Помнишь — партер притих…

Глаза по-кошачьи щуря,

Ты терся у ног моих

Своей полосатой шкурой.

И вспоминать невмочь,

мой немой, полосатый, любимый,

вслед за выступлением ночь

страшную неумолимую.

Я в клетке.

Тишь. Темнота.

Лапа легла случайно.

(Доныне близ живота

синенький крестик тайный).

Помнишь,

в цирке тогда была

Молодая горячая тигрица.

Я ее укротить не смогла.

И с цирком пришлось распроститься.

Помнишь — с новым укротителем афиши,

и меня в последний раз под софитами.

Понял, что нам прощаться вышло,

И смотрел глазами убитыми.

Звуки тустепа оглашали шатер,

Джордани наяривал, как всегда, бравурно,

И ты об меня в отчаянье тер

полосы своей шкуры.

Мы провели жестокую игру.

(как вспомню — ужасаюсь сама).

Даже мой недруг — комик Штрул,

от волнения  пальцы ломал.

В полной тишине наш номер длился.

Публика как будто чуяла кровь.

После нашего выхода насмерть разбился

Молодой акробат Гро.

Я забыла городишко чистый,

Улицу, виноградом увитую.

Помню только тебя, когтистый,

И любовь через край перелитую.

Большой город.

И в зоосаде

Любимый мужчина

сказал —

«Глянь, какой красивый тигр» —

И так отчаянно,

Так невыносимо

Я закричала:

«Ты».

Ты узнал и, как тогда, твои губы

(я слышу, мой Зеро, я знаю)

тигриным голосом грубым

трижды сказали — «Рай-я».

Это была золотая гроза.

Пишу стихи, как будто так и нужно.

Директор зоосада написал:

«Тигр болеет. Ему все хуже».‍

Киев, 1927

 

В гостях у папы

Все как раньше, старый балагула

От станции за час одолевал версту.

Вечер тихо и грустно напевал «люли»

или что еще малозначащее,

за горизонт в колыбель голубую

уложив усталых солнечных зайчиков.

Черные колеса ненасытно жевали дорогу,

хлюпали, пили дорожную жижу алчно.

Старый экипаж тащился калекою одноногим,

и спали в колыбели за горизонтом солнечные зайчики.

Скоро местечко. (Оно как салоп старомодный,

которого из сундука сто лет как не доставали).

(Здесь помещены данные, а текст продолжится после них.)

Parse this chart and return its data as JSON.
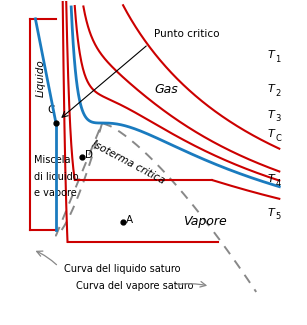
{
  "bg_color": "#ffffff",
  "red_color": "#cc0000",
  "blue_color": "#1a7bbf",
  "dashed_color": "#888888",
  "label_Liquido": "Liquido",
  "label_Gas": "Gas",
  "label_Vapore": "Vapore",
  "label_Miscela_1": "Miscela",
  "label_Miscela_2": "di liquido",
  "label_Miscela_3": "e vapore",
  "label_Isoterma": "Isoterma critica",
  "label_Punto": "Punto critico",
  "label_Curva_liquido": "Curva del liquido saturo",
  "label_Curva_vapore": "Curva del vapore saturo",
  "T1": "T",
  "T1_sub": "1",
  "T2": "T",
  "T2_sub": "2",
  "T3": "T",
  "T3_sub": "3",
  "TC": "T",
  "TC_sub": "C",
  "T4": "T",
  "T4_sub": "4",
  "T5": "T",
  "T5_sub": "5",
  "label_C": "C",
  "label_D": "D",
  "label_A": "A"
}
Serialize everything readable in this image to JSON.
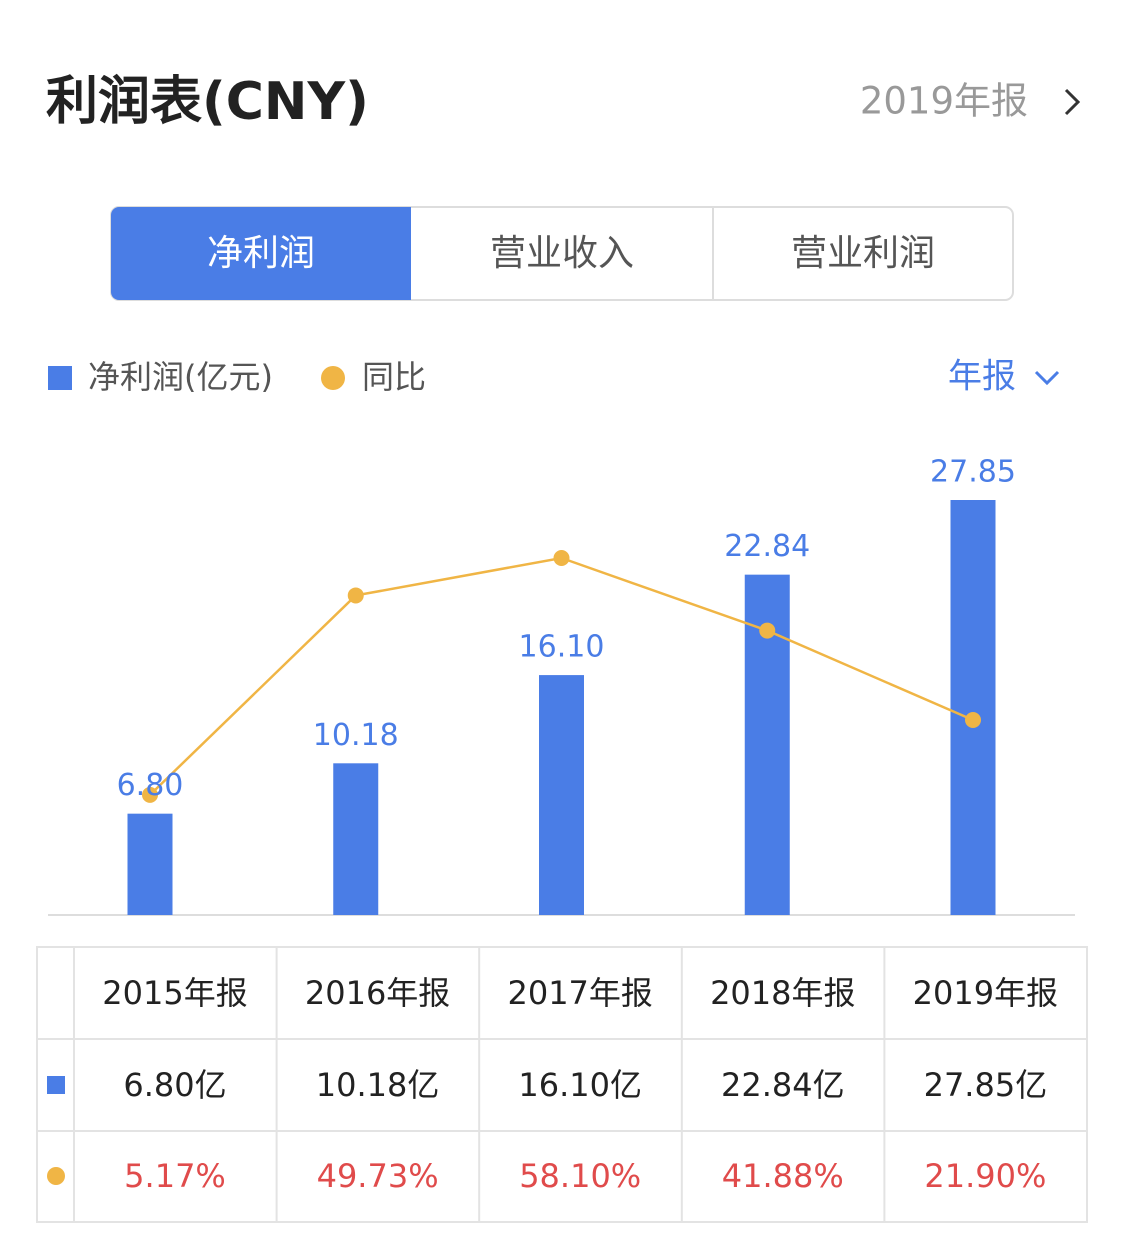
{
  "header": {
    "title": "利润表(CNY)",
    "report": "2019年报"
  },
  "tabs": [
    "净利润",
    "营业收入",
    "营业利润"
  ],
  "period_selector": "年报",
  "chart_data": {
    "type": "bar_line",
    "categories": [
      "2015年报",
      "2016年报",
      "2017年报",
      "2018年报",
      "2019年报"
    ],
    "series": [
      {
        "name": "净利润(亿元)",
        "color": "#4a7de6",
        "type": "bar",
        "values": [
          6.8,
          10.18,
          16.1,
          22.84,
          27.85
        ],
        "value_labels": [
          "6.80",
          "10.18",
          "16.10",
          "22.84",
          "27.85"
        ]
      },
      {
        "name": "同比",
        "color": "#f0b545",
        "type": "line",
        "values": [
          5.17,
          49.73,
          58.1,
          41.88,
          21.9
        ]
      }
    ]
  },
  "table": {
    "rows": [
      [
        "6.80亿",
        "10.18亿",
        "16.10亿",
        "22.84亿",
        "27.85亿"
      ],
      [
        "5.17%",
        "49.73%",
        "58.10%",
        "41.88%",
        "21.90%"
      ]
    ]
  }
}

Домики щурят глазки — в трахоме, голодные,

с затаившейся навсегда вековечной печалью.

Хлюпает колесо. Ну, давай, балагула!

Рыжими вожжами лошаденку подхлестни

…Первый домик. Вывеска «Янкеля Шимона Гула

зала для стрижки и брижки», все как в прежние дни.

Домишки… согбенные слепые лилипуты.

Возвышается только старая каменная синагога.

Не она ли сделала соседей слепыми, разутыми

во имя своего старого бессмысленного бога.

Эх, Шолом-Алейхем! — здесь вечный приют убогих!

Что, пейсатый меламед Аврум, все ждешь Мессию, вздыхая?

А на Йом-Кипур постишься и молишься богу,

И читаешь в Пурим про Мордехая?

И быстрей юркой мышки новости побежали:

«К нашему шамесу дочка из Харькова приехала»

А у шамеса глаза полны слез и печали,

будет старому такая нежданная утеха.

Вот он в старых очках, нитками перевязанных,

в желтом талесе, синей ермолке, а ноги босы.

Сильно волнуется. В голосе слышатся спазмы.

Папа бессильный и старый, как усталая осень.

— Приехала дочка, такая любимая, но чужая все же.

(Сыновья на земле, в Крым давно переехали —

евреи-крестьяне, а седенький шамес туда не может.

И глаза старика преисполнены грусти).

Вечером синим, субботним, овечьим

папа читает пятикнижие, старое, из мира прежнего.

С тоской гляжу на усталые плечи.

Взгляд у него становится и суровым, и нежным.

Жаль старика, и немножко любви в сердце,

боюсь, заставят задержаться, выгородят угол.

Старая Малка будет угощать меня рыбой с перцем,

зарежет последнюю курицу, испечет кугель.

Я комсомолка, но не стыжусь любви дочерней.

Лишь папиросы ломаю в тревоге за молодежь.

Тихим, полосатым, как тигровая шкура, вечером

буду вспоминать Харьков и редакционный галдеж.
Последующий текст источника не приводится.